When Marie Cornish represented Australia at the 1978 World Cup in India she played in front of a crowd of close to 30,000 people.
It seemed things couldn't get much better.
Fast forward 42 years and Cornish was sitting at home in Wellington, watching Australia win the ICC Women's T20 World Cup in front of more than 86,000 people at the MCG.
"Any cricket fan would have been thrilled," the stalwart of Western Zone cricket said.
"It was a historic event, not just for women's cricket but for women's sport."
The game has not only grown an incredible amount since Cornish's time in the green and gold, it's rocketed to a new level or exposure and popularity in just the last few years.
Australian captain Meg Lanning and player of the match Alyssa Healy, who set up the decider victory with a blistering 39-ball knock of 75, both said post-game they never through they would get to part of on occasion like what was seen at the MCG.
Cornish described her experience in India as "an amazing rush" and it was the same for all those in green and gold on Sunday night.
The World Cup brought a whole new level of attention to the game and that, combined with Australia's success, had led to what Cornish said is "an exciting opportunity to keep growing".
That's the aim here in the western area and a school from Cornish's Wellington will be one of 12 heading to Dubbo in the coming weeks for high schools hard ball Twenty20 competition, with other sides coming from Gilgandra, Mudgee, Forbes and Parkes.
Cricket NSW manager for Far West, Matt Ellis, is delighted by those numbers and eager is keep riding the wave created by the national side in recent times.
There will also be a four-week program for female players in the upper primary to lower high school age range in the coming weeks, offering those who have already got into the game a further chance to develop their skills.
Ellis hopes even more young female players will now want to give the game a go.
"There's now some tangible role models for our girls to look up to in the western region," Ellis said.
"They're starting to identify with elite level cricketers and our girls are hoping and aspiring to be on that stage."
The western area has been one of the strongest developers of female talent in recent times and not just because of the efforts of players like Phoebe Litchfield, Lisa Griffith and Emma Hughes.
The challenge now building on it and dealing with the game coming professional.Marie Cornish
There was 80 registered players during the most recent Dubbo District Cricket Association junior girls' program and it was such a success Cricket NSW Female Participation Specialist Samantha Devlin made a special trip west to see what made it so popular.
Ellis hoped Sunday night "was hopefully just the beginning" for women's cricket and as excited as Cornish is, she also acknowledge the challenges facing the game in regional areas.
While numbers are growing, those in the smaller centres like Wellington make standalone competitions difficult while Cornish, who played nine Tests and 16 one-day internationals for Australia, would also like to see more on offer for players once they leave the junior grades.
While acknowledging the game is improving and more competitions start each season, Cornish wants the pathway to remain strong as the top level becomes more professional.

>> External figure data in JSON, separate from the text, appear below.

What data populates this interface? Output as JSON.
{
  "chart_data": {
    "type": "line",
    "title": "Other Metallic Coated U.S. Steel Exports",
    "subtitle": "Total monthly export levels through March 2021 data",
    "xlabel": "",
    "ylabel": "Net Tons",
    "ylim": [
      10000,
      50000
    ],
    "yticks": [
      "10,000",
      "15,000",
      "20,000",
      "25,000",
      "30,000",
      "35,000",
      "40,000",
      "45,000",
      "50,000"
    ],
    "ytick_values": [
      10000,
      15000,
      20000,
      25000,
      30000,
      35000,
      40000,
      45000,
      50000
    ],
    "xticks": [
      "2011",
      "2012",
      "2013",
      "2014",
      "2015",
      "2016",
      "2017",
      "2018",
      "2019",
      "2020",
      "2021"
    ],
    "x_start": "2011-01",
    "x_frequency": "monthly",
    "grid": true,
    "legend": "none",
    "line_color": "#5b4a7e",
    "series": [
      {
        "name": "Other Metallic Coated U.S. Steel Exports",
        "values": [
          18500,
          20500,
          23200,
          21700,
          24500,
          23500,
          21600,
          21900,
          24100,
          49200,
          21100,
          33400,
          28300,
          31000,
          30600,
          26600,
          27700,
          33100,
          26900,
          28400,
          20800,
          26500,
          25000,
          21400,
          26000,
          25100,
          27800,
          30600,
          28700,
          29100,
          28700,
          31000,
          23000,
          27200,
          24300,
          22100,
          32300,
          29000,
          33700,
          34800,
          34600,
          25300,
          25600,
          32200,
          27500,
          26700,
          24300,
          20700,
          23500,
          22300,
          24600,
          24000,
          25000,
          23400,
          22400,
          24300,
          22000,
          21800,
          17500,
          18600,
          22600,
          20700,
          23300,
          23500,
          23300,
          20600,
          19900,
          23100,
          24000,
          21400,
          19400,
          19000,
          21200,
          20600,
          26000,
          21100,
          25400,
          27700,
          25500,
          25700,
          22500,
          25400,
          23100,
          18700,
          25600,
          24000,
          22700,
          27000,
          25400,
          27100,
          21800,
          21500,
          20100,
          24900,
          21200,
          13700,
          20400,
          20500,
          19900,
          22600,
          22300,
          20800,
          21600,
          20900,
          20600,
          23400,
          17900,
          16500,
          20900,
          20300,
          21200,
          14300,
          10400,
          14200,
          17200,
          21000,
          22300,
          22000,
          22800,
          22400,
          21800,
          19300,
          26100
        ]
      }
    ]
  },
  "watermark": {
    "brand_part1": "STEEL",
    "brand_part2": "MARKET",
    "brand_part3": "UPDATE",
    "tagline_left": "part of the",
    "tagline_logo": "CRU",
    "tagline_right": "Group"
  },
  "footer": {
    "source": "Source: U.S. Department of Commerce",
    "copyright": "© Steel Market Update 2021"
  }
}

"The WBBL is doing that and there's the national country championships as well and there's now the Regional Bash and it all keeps them in the game," Cornish said.
"That way those who play or are just involved in the game can be eligible for that and they could go on to nationals or even the WBBL."
With the game becoming more professional than it ever has, Cornish said there will also have to be a bigger focus on welfare in the coming years as players of all ages have to deal with spending time away from the game due to issues and injuries.
"The challenge now building on it and dealing with the game coming professional," she said.